Curitiba parou para o comício-monstro, mancheteavam os jornais do dia seguinte. A cidade dera o pontapé inicial, mostrara que a campanha repercutira na alma do povo. Mas era apenas o começo, pois 17 dias depois, São Paulo também pararia, reunindo 250 mil pessoas na Praça da Sé. A campanha pelas eleições diretas correu as principais cidades brasileiras, atraindo multidões crescentes. No dia seis de abril, novo comício em São Paulo levou 1,3 milhão de pessoas ao vale do Anhangabaú. Quatro dias depois, um milhão na Praça da Candelária, no Rio de Janeiro. Em 17 de abril, outra vez em São Paulo, quase dois milhões de pessoas no mesmo Anhangabaú, vestidos com camisetas amarelas – cor símbolo do movimento – e trovejando Um, dois, três, quatro, cinco mil, queremos eleger o Presidente do Brasil que, ensurdecedor, ecoava pelo resto do país.
No Congresso
As manifestações procuravam sensibilizar o Congresso Nacional para a aprovação de uma emenda do Deputado Dante de Oliveira, apresentada em março do ano anterior, prevendo a eleição do presidente e vice-president4e da República por voto universal, direto e secreto. Uma pesquisa do Instituto Gallup, realizada em janeiro de 1984, mostrava que 81% dos entrevistados apoiavam as Diretas-Já. Apenas 10% eram contra. Mas nem as manifestações, nem a pesquisa levou o Congresso Nacional a aprovar a emenda, afinal derrotada no dia 25 de abril, depois de uma sessão de 16 horas e 60 discursos. Placar: 268 votos a favor, 65 contra, 113 ausências e três abstenções. O PDS, partido do governo, provocou as ausências. A emenda precisava de 320 votos favoráveis para ser aprovada. A pretexto de proteger o Congresso de atos de desobediência civil, tropas do exército ocuparam a Esplanada dos Ministérios enquanto deputados e senadores votavam.
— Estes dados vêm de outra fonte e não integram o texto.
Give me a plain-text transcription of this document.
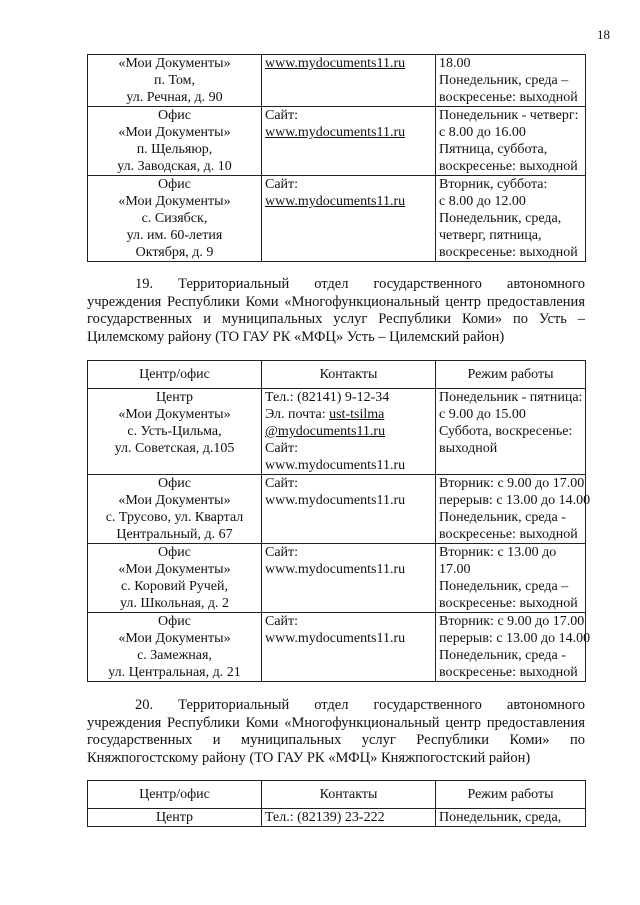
18
«Мои Документы»
п. Том,
ул. Речная, д. 90	www.mydocuments11.ru	18.00
Понедельник, среда –
воскресенье: выходной

Офис
«Мои Документы»
п. Щельяюр,
ул. Заводская, д. 10	Сайт:
www.mydocuments11.ru	Понедельник - четверг:
с 8.00 до 16.00
Пятница, суббота,
воскресенье: выходной

Офис
«Мои Документы»
с. Сизябск,
ул. им. 60-летия
Октября, д. 9	Сайт:
www.mydocuments11.ru	Вторник, суббота:
с 8.00 до 12.00
Понедельник, среда,
четверг, пятница,
воскресенье: выходной
19. Территориальный отдел государственного автономного
учреждения Республики Коми «Многофункциональный центр предоставления
государственных и муниципальных услуг Республики Коми» по Усть –
Цилемскому району (ТО ГАУ РК «МФЦ» Усть – Цилемский район)
Центр/офис	Контакты	Режим работы

Центр
«Мои Документы»
с. Усть-Цильма,
ул. Советская, д.105	Тел.: (82141) 9-12-34
Эл. почта: ust-tsilma
@mydocuments11.ru
Сайт:
www.mydocuments11.ru	Понедельник - пятница:
с 9.00 до 15.00
Суббота, воскресенье:
выходной

Офис
«Мои Документы»
с. Трусово, ул. Квартал
Центральный, д. 67	Сайт:
www.mydocuments11.ru	Вторник: с 9.00 до 17.00
перерыв: с 13.00 до 14.00
Понедельник, среда -
воскресенье: выходной

Офис
«Мои Документы»
с. Коровий Ручей,
ул. Школьная, д. 2	Сайт:
www.mydocuments11.ru	Вторник: с 13.00 до
17.00
Понедельник, среда –
воскресенье: выходной

Офис
«Мои Документы»
с. Замежная,
ул. Центральная, д. 21	Сайт:
www.mydocuments11.ru	Вторник: с 9.00 до 17.00
перерыв: с 13.00 до 14.00
Понедельник, среда -
воскресенье: выходной
20. Территориальный отдел государственного автономного
учреждения Республики Коми «Многофункциональный центр предоставления
государственных и муниципальных услуг Республики Коми» по
Княжпогостскому району (ТО ГАУ РК «МФЦ» Княжпогостский район)
Центр/офис	Контакты	Режим работы

Центр	Тел.: (82139) 23-222	Понедельник, среда,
Da frustração nacional com a derrota da emenda Dante de Oliveira, nasceu a candidatura do governador mineiro Tancredo Neves, escolhido pelas oposições para derrotar o candidato governista Paulo Maluf no terreno imposto pela ditadura: o colégio eleitoral. Do PDS desgarrou-se uma força – a Frente Liberal – que viria a apoiar o candidato oposicionista, numa composição pela qual a vice-presidência coube ao Senador José Sarney, um dos dissidentes do Sistema. Novos comícios agitaram o país, em favor de Tancredo, que venceu com folga no colégio eleitoral. Mas, doente, viu-se impedido de assumir, em 15 de março de 1985. Com sua morte, em 21 de abril, a Presidência passou a ser definitivamente exercida pelo vice José Sarney, chefe do partido que sustentara a ditadura. Mas esta é outra história, emblemática dos insondáveis paradoxos desse grande país.
Nos palanques das Diretas-Já, dois personagens se tornariam presidentes da República, eleitos pelo voto direto dos brasileiros: o sociólogo Fernando Henrique Cardoso, em 1994 e 1998, e o metalúrgico Luiz Inácio Lula da Silva, em 2002 e 2006, ocupando ambos campos opostos no arco político brasileiro.